Not all of the people who died were observed to lose weight, and those who did varied considerably as to how soon their weight loss was observed following the cessation of vital signs. As MacDougall had no definition in advance of when, exactly, the point of death was reached, it appears that he connected the moment of death to weight loss rather than weight loss to the moment of death.

His reasoning with respect to the dogs he dispatched was also circular. He argued that his method of killing the dogs vitiated the results; that is, he couldn’t get a proper measurement because he was messing up the measurement process when poisoning the dogs.

He was, however, in a heads-I-win-tails-you-lose position. He could interpret his results to prove virtually any preconceived conclusion. MacDougall assumed that dogs had souls which had measurable weight. If he had other prejudices, he could as easily have argued that his experiment showed that the dogs had no souls, or that they had souls but that they remained in the bodies after death. I recall that when I was in grade school the parish priests told my classmates and I that dogs had souls but that they were only “dog souls”; it appeared to be solid dogma that a dog’s soul was mortal, so I guess that means they would stay inside the bodies at death–that is, if a soul is literally “inside” a body to start with.

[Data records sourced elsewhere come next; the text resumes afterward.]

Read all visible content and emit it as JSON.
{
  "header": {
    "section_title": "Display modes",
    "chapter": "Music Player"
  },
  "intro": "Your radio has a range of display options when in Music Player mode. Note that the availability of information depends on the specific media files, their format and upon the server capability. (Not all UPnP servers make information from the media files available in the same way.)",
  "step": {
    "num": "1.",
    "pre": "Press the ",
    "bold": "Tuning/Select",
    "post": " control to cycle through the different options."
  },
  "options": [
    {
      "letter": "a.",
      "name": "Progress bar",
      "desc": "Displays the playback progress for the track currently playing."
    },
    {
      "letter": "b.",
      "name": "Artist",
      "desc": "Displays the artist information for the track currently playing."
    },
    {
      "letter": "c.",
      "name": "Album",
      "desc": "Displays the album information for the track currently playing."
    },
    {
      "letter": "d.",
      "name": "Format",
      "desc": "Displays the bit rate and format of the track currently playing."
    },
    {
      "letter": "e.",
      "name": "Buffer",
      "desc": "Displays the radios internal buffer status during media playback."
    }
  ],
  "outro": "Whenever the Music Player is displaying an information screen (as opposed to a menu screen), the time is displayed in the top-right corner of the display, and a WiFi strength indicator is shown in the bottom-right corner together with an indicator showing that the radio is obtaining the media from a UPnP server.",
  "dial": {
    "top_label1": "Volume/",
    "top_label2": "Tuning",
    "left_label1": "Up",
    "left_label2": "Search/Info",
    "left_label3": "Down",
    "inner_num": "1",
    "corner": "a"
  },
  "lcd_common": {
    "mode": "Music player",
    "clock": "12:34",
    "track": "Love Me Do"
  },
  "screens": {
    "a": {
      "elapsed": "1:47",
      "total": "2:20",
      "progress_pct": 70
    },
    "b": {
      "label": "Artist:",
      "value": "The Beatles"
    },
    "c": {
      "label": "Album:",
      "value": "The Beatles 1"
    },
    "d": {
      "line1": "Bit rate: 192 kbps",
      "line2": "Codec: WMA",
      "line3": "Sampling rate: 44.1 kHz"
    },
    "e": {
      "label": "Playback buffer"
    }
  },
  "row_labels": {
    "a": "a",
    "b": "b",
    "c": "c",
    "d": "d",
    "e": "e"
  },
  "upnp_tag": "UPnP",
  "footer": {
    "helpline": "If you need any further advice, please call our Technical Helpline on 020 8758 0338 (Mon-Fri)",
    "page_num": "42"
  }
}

The British Parapsychologist Susan J. Blackmore wrote about MacDougall’s experiments in an interesting book called Beyond the Body and, I believe, mentions them in at least one other, later book. She also discusses the work of a researcher named H. L. Twining who conducted experiments on insects in the 1930s.

Twining found that there was a minute loss of weight after an insect was killed, but only if the container in which the insect was confined was not airtight. There would seem to be at least two ways of interpreting this. One is to suppose that an insect’s soul can get out of its body, but can’t pass through a glass beaker. The other is to surmise that all any of these researchers has ever really done is measure the natural loss of moisture and gas from a corpse.